The works of Lewis Carroll (1832-1898) seemingly belong to everyone, everywhere, and relate to nowhere. They take place `through the looking class; or `in wonderland’ – with no real association with any specific terrain in the Britain that Charles Lutwidge Dodgson, the mathematician who lay behind the Carroll pseudonym, lived in. For most of his life, that was Oxford, at the college he had been an undergraduate, Christ Church. The arrival of Henry Liddell to the College in 1856 to serve as Dean resulted in a friendship between the confirmed bachelor Dodgson and his new colleague, and in particular with Liddell’s wife and her three young daughters. Of these, it was to the youngest, Alice that he told a series of absurd stories for her amusement while on a boating trip in 1862. These he wrote up, and they were eventually published in 1865 (after, it has to be said, breaking off relations with the family in 1863).  It has to be noted that despite there being a real Alice, the author himself was to deny later in his life that there had been any particular person in his mind when he produced the Wonderland books.

Supported by the wonderful illustrations of Sir John Tenniel, `Alice’s Adventures in Wonderland’, and the later `Through the Looking Glass’ (1871) are some of the most successful works ever written, with an enthusiastic global following. It is no wonder therefore that claims are made trying to associate Dodgson with particular places supplying inspiration for his unique works. One such is from a real visit that he did make to the enigmatic shell grotto in Margate, where he went on 28th September 1870.  He described this place, discovered only a few decades earlier, as `a marvellous subterranean chamber, lined with elaborate shell-work’.  

He stayed in Margate for about five weeks with three of his sisters, either side of his grotto visit. In his diary, on October 20th of that year, he wrote that `I made many pleasant acquaintances … chiefly on account of being attracted by their children: very few turned out to be above the commercial class – the one drawback of Margate society… The vacation has produced nothing in the way of work, however, the entire idleness … has … been of the greatest possible service to me.’ (Quoted in Morton N Cohen, `Lewis Carroll: A Biography’, Pan Macmillan, London and New York, 1995). One of these young girls recalled later how she had met the, by then, relatively famous author:

`Our acquaintance began in a somewhat singular manner. We were playing on the Fort at Margate, and a gentleman on a seat near asked us if we could make a paper boat, with a seat at each end, and a basket in the middle for fish! We were, of course, enchanted with the idea, and our new friend—after achieving the feat—gave us his card, which we at once carried to our mother. He asked if he might call where we were staying, and then presented my elder sister with a copy of “Alice in Wonderland,” inscribed “From the Author.” He kindly organised many little excursions for us—chiefly in the pursuit of knowledge. One memorable visit to a light house is still fresh in our memories.’ (From `The Life and Letters of Lewis Carroll’, Stuart Dodgson Collingwood, Century Publishing, New York, 1894, https://www.ajhw.co.uk/books/book187/book187.html)
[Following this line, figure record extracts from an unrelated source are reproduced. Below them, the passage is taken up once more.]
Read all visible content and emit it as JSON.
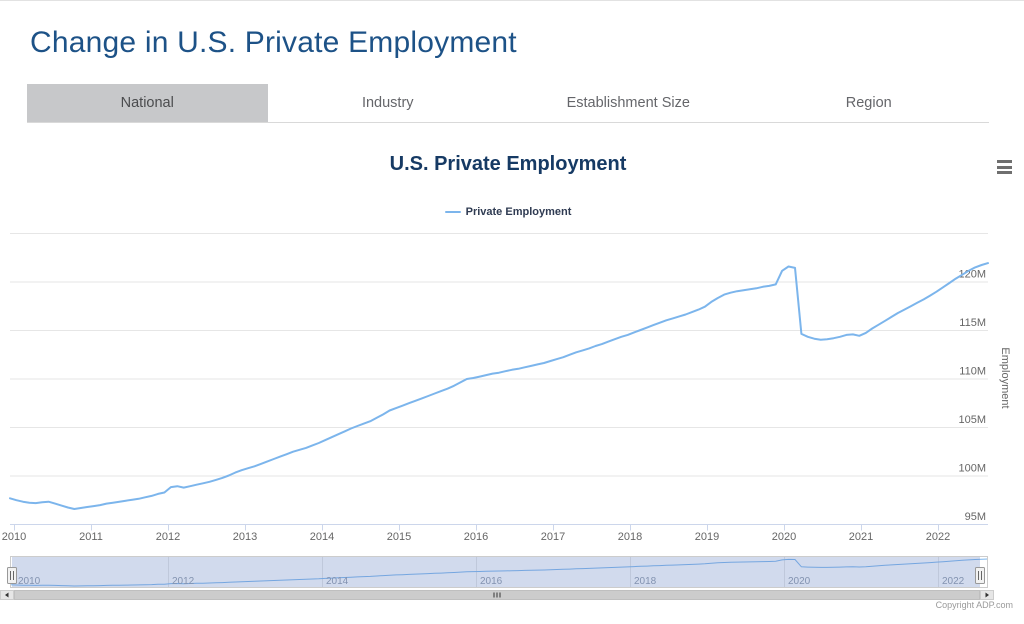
{
  "page": {
    "title": "Change in U.S. Private Employment"
  },
  "tabs": {
    "items": [
      {
        "label": "National",
        "active": true
      },
      {
        "label": "Industry",
        "active": false
      },
      {
        "label": "Establishment Size",
        "active": false
      },
      {
        "label": "Region",
        "active": false
      }
    ]
  },
  "chart": {
    "title": "U.S. Private Employment",
    "legend_label": "Private Employment",
    "y_axis_title": "Employment",
    "copyright": "Copyright ADP.com"
  },
  "colors": {
    "series_blue": "#7cb5ec",
    "page_title_blue": "#1d5287",
    "chart_title_navy": "#163a64",
    "axis_label_gray": "#666666",
    "grid_gray": "#e6e6e6",
    "axis_line_blue_gray": "#ccd6eb",
    "tab_active_bg": "#c7c8ca",
    "navigator_mask": "rgba(102,133,194,0.3)",
    "navigator_label_gray": "#8f99a8",
    "scrollbar_bar": "#cccccc",
    "scrollbar_button": "#e6e6e6"
  },
  "chart_data": {
    "type": "line",
    "title": "U.S. Private Employment",
    "xlabel": "",
    "ylabel": "Employment",
    "legend_entries": [
      "Private Employment"
    ],
    "legend_position": "top",
    "grid": true,
    "ylim": [
      95,
      125
    ],
    "y_gridline_values_millions": [
      95,
      100,
      105,
      110,
      115,
      120,
      125
    ],
    "y_tick_labels": [
      "95M",
      "100M",
      "105M",
      "110M",
      "115M",
      "120M"
    ],
    "x_ticks_years": [
      2010,
      2011,
      2012,
      2013,
      2014,
      2015,
      2016,
      2017,
      2018,
      2019,
      2020,
      2021,
      2022
    ],
    "navigator_tick_years": [
      2010,
      2012,
      2014,
      2016,
      2018,
      2020,
      2022
    ],
    "series": [
      {
        "name": "Private Employment",
        "color": "#7cb5ec",
        "unit": "millions of jobs",
        "start_year": 2010,
        "start_month": 1,
        "frequency": "monthly",
        "values": [
          97.65,
          97.45,
          97.3,
          97.2,
          97.15,
          97.25,
          97.3,
          97.1,
          96.9,
          96.7,
          96.55,
          96.65,
          96.75,
          96.85,
          96.95,
          97.1,
          97.2,
          97.3,
          97.4,
          97.5,
          97.6,
          97.75,
          97.9,
          98.1,
          98.25,
          98.8,
          98.9,
          98.75,
          98.9,
          99.05,
          99.2,
          99.35,
          99.55,
          99.75,
          100.0,
          100.3,
          100.55,
          100.75,
          100.95,
          101.2,
          101.45,
          101.7,
          101.95,
          102.2,
          102.45,
          102.65,
          102.85,
          103.1,
          103.35,
          103.65,
          103.95,
          104.25,
          104.55,
          104.85,
          105.1,
          105.35,
          105.6,
          105.95,
          106.3,
          106.7,
          106.95,
          107.2,
          107.45,
          107.7,
          107.95,
          108.2,
          108.45,
          108.7,
          108.95,
          109.25,
          109.6,
          109.95,
          110.05,
          110.2,
          110.35,
          110.5,
          110.6,
          110.75,
          110.9,
          111.0,
          111.15,
          111.3,
          111.45,
          111.6,
          111.8,
          112.0,
          112.2,
          112.45,
          112.7,
          112.9,
          113.1,
          113.35,
          113.55,
          113.8,
          114.05,
          114.3,
          114.5,
          114.75,
          115.0,
          115.25,
          115.5,
          115.75,
          116.0,
          116.2,
          116.4,
          116.6,
          116.85,
          117.1,
          117.4,
          117.9,
          118.3,
          118.65,
          118.85,
          119.0,
          119.1,
          119.2,
          119.3,
          119.45,
          119.55,
          119.7,
          121.1,
          121.55,
          121.4,
          114.6,
          114.3,
          114.1,
          114.0,
          114.05,
          114.15,
          114.3,
          114.5,
          114.55,
          114.4,
          114.7,
          115.15,
          115.55,
          115.95,
          116.35,
          116.75,
          117.1,
          117.45,
          117.8,
          118.15,
          118.55,
          118.95,
          119.4,
          119.85,
          120.3,
          120.7,
          121.1,
          121.45,
          121.7,
          121.9
        ]
      }
    ]
  }
}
 Margate clearly left an impression on him. In a letter of 1879  to the young girl, Kathleen Eschwege, he wrote:

`Well, so I hope I may now count you as one of my child-friends. I am fond of children (except boys), and have more child-friends than I could possibly count on my fingers, even if I were a centipede (by the way, have they fingers? I’m afraid they’re only feet, but, of course, they use them for the same purpose, and that is why no other insects, except centipedes, ever succeed in doing Long Multiplication), and I have several not so very far from you—one at Beckenham, two at Balham, two at Herne Hill, one at Peckham—so there is every chance of my being somewhere near you before the year 1979. If so, may I call? I am very sorry your neck is no better, and I wish they would take you to Margate: Margate air will make any body well of any thing.’  (Ibid)

Despite the temptation to see some inspiration between the wonderful grotto with its subterranean walls covered by millions of shells, and the claims that it dates back to deep antiquity and the arrival of Phoenician travellers to the British islands, unfortunately his visit was five years after the first Alice book was produced. Even so, it is a satisfying thought to think of the Reverend Dodgson pondering, underground no less, the reasons for why such a strange remnant should be located near the sea front of the Kentish coastal town.